In the 1920s La Closerie des Lilas was a few blocks away from the more lively literary cafes of La Rotonde, Le Select and Le Dome. For this reason Hemingway wrote here when he didn’t want to be disturbed. He was later to say:
People from the Dome and the Rotonde never came to the Lilas. There was no one there they knew, and no one would have stared at them if they came.
We’d been warned about exorbitantly priced drinks and meals in Paris’s famous literary and artistic cafés as they cash in on their famous past. I remember all too well my kir at Les Deux Magots, the café made famous by Jean-Paul Sartre and Simone de Beauvoir. The kir was double the price and half the strength that I could get from the Café Bonaparte on the next corner.
It’s in the nature of pilgrims to ignore all sound advice, and strike out in pursuit of the holy. We step inside La Closerie des Lilas.
The light is diffused. The bar is all mahogany panels, paintings, photographs and posters, dark wooden cafe tables and chairs along a red leather banquette. Behind the bar the shelves are mirrored and the bottles backlit. It’s hardly modest.
But because it’s our last day in Paris and because La Closerie de Lilas is so luxurious, and because Hemingway, whom I consider one of the best short story writers ever, wrote in this café, we lash out and buy two flutes of champagne.
As we wait I notice the brass name plaque on the table next to us. Edvard Munch. I point it out to my companion.
‘Aahhh!’ he screams with his hands against his cheeks.
Then I remember that each table in the bar carries the name of a famous client. I frantically search for the name plaque on our table. Let it be Ernest Hemingway. I find it in the opposite corner. With the low light and the gleam on the brass I can’t read it. I half stand up so I can see it properly.
Man Ray.
If there is anyone from the ‘Lost Generation’ whose work I admire as much as Ernest Hemingway, it is Man Ray. I fell in love with his photography years ago after seeing his photograph of Virginia Woolf in which he caught perfectly her mixture of vulnerability and sensitivity.
To celebrate this amazing coincidence we order half a dozen oysters.
La Closerie des Lilas is such a charming place I’m suspicious of how much it has changed since Hemingway’s day. I’m sure the way downstairs to the toilets wouldn’t have looked like this.
Despite the plaque, our table probably never knew Man Ray, and I’m paying through the nose for the experience.
But the champagne fizzes up my nose, the oysters taste of the sea, the staff is welcoming, and my heroes once drank here just as I am.
I wouldn’t want to be anywhere else.
Karen, there is something quite magical about being in the spot where those who have influenced or touched your life have long ago sojourned. Thanks once again for sharing the magic.

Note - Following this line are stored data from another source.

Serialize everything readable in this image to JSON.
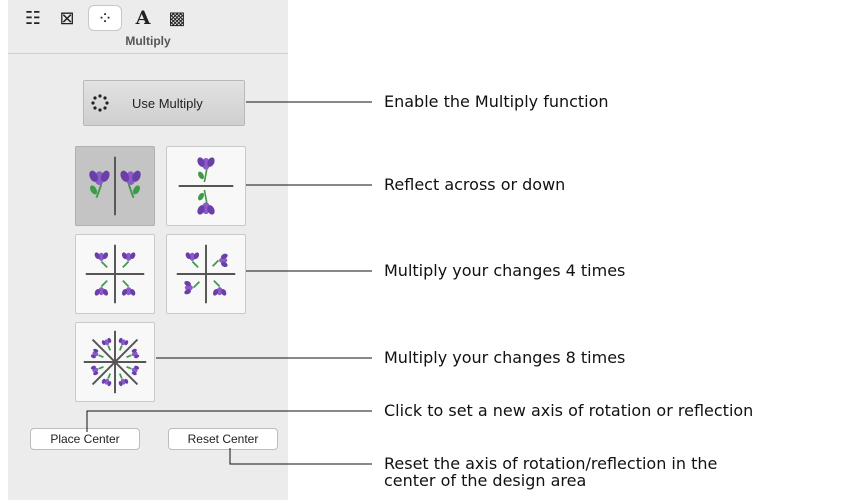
{
  "toolbar": {
    "items": [
      {
        "icon": "stitch-list-icon",
        "glyph": "☷"
      },
      {
        "icon": "cross-box-icon",
        "glyph": "⊠"
      },
      {
        "icon": "multiply-icon",
        "glyph": "⁘",
        "active": true
      },
      {
        "icon": "letter-a-icon",
        "glyph": "A"
      },
      {
        "icon": "pattern-fill-icon",
        "glyph": "▩"
      }
    ]
  },
  "panel": {
    "title": "Multiply",
    "use_button_label": "Use Multiply",
    "place_center_label": "Place Center",
    "reset_center_label": "Reset Center"
  },
  "tiles": [
    {
      "name": "reflect-across-tile",
      "selected": true
    },
    {
      "name": "reflect-down-tile",
      "selected": false
    },
    {
      "name": "multiply-4-a-tile",
      "selected": false
    },
    {
      "name": "multiply-4-b-tile",
      "selected": false
    },
    {
      "name": "multiply-8-tile",
      "selected": false
    }
  ],
  "callouts": {
    "enable": "Enable the Multiply function",
    "reflect": "Reflect across or down",
    "times4": "Multiply your changes 4 times",
    "times8": "Multiply your changes 8 times",
    "place": "Click to set a new axis of rotation or reflection",
    "reset_line1": "Reset the axis of rotation/reflection in the",
    "reset_line2": "center of the design area"
  },
  "colors": {
    "petal": "#8b5cc8",
    "petal_dark": "#6a3fa8",
    "leaf": "#3f9a48",
    "axis": "#555555"
  }
}
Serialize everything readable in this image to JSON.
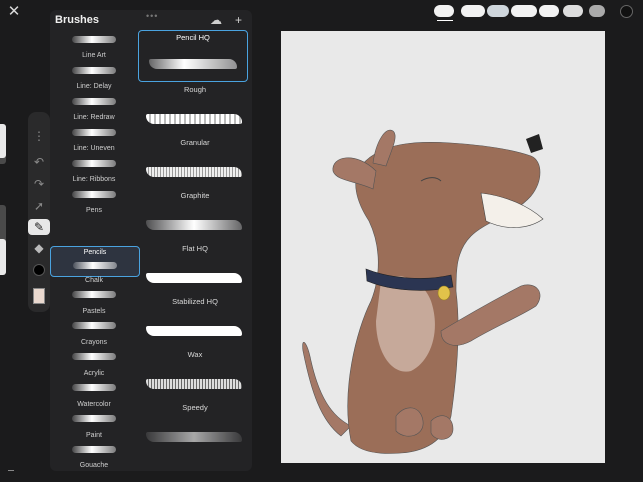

There is something magical about following in their footsteps, Di. That opens up a whole lot of other issues about what these pilgrimages actually mean to us. Perhaps a question for another blog…?
I am in awe of your experience, your vivid descriptions and attention to detail along with wonderful photos makes me feel as though I am there too. So thanks for sharing and don’t underestimate the quality of your words.
High praise indeed, Sue! Thank you so much for coming on the trip with me. It was a pleasure to feel your presence.
What a fantastic experience! I was on the edge of my seat to see who had sat at your table. Thanks for taking me to Paris.
Being in the cafe with such an important cultural history was a wonderful finish to our trip, Maree. The decadence of champagne and oysters in such a beautiful place just topped it off.
Hi Karen, This is an amazing place but what a story are you still there and are you safe! if so write about it my thoughts are with you.
Thank you, Sue. We left before the attacks on Paris and we’re home now. It was very upsetting to hear about them.
How wonderful! And good for you for celebrating your experience. I did have a lovely hot chocolate in a smart cafe in Quimper while I was there last week. 😉
I’m so relieved you are home now. We arrived in France on the Sunday morning after the attacks and the roads were eerily quiet. I have no words for what happened on the 13th.
I’m pleased to hear you weren’t there during the Paris attacks, Joanna. The empty streets must have seemed so eerie – I can’t even imagine it. I don’t know how to talk about the attacks either.
A hot chocolate in Quimper! Delicious! You’ll be in reminiscent mode like me about now, I suspect.